Materials/Methods: Between 2004 and 2012, 252 patients with prostate cancer were treated with ¹²⁵I-brachytherapy with ≥1-year follow-up. The patients were followed-up with PSA and testosterone before and after 1, 3, 6, 12, 18, 24, 30, 36, 42, 48, 54, and 60 months of treatment with ¹²⁵I-brachytherapy. After a 5-year follow-up, the PSA and testosterone levels were examined once every year.
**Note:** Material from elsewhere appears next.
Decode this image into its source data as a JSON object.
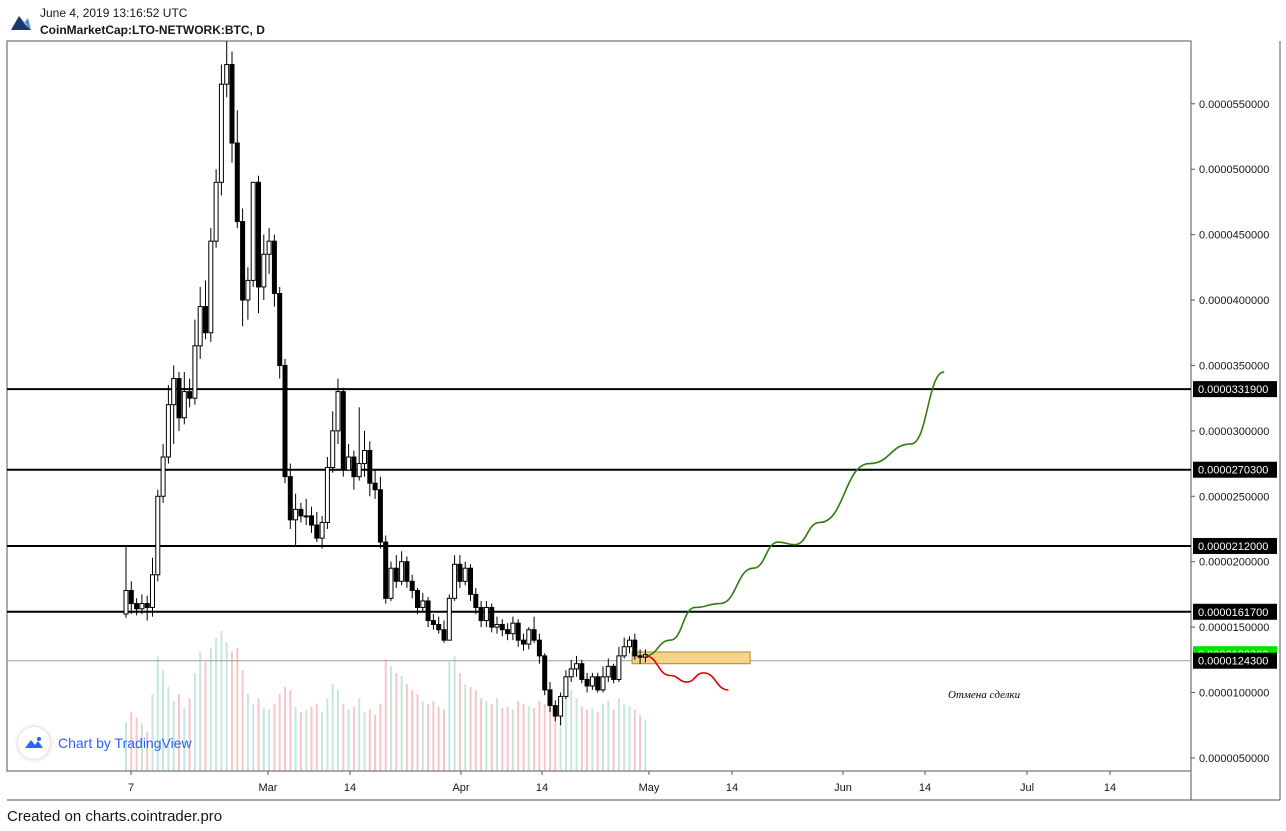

In the present study, the PSA bounce was defined as a ≥0.2-ng/mL increase above the interval PSA followed by a decline to nadir or below. The mean follow-up [±standard deviation (SD)] was 84.1 (±30.4) months.
Results: After receiving 125I-brachytherapy, PSA bounce was reported in 74 patients (29.3%; 91 cases) with a mean (±SD) of 20.4 (±10.1) months. Among age, the prostate volume, %D90, D90, V100, V150, R100, %UD90, UD90, T stage, PSA before treatment, Gleason score, and testosterone before treatment, age was the only predictor for the PSA bounce (60–70 years: P = 0.23, 95% Confidence Interval (CI) 0.25–1.39, ≥70 years: P = 0.005, 95% CI: 0.11–0.69; reference to <60 years). In 86 cases of 91 cases with PSA bounce, the testosterone value was evaluated at nadir before the PSA bounce and at PSA bounce. The testosterone value was significantly higher at the PSA bounce than that at nadir before the PSA bounce (P = 0.007, Wilcoxon signed-rank test).
Conclusion: This study suggests that younger patients tend to receive the PSA bounce, which is possibly caused by elevated testosterone levels.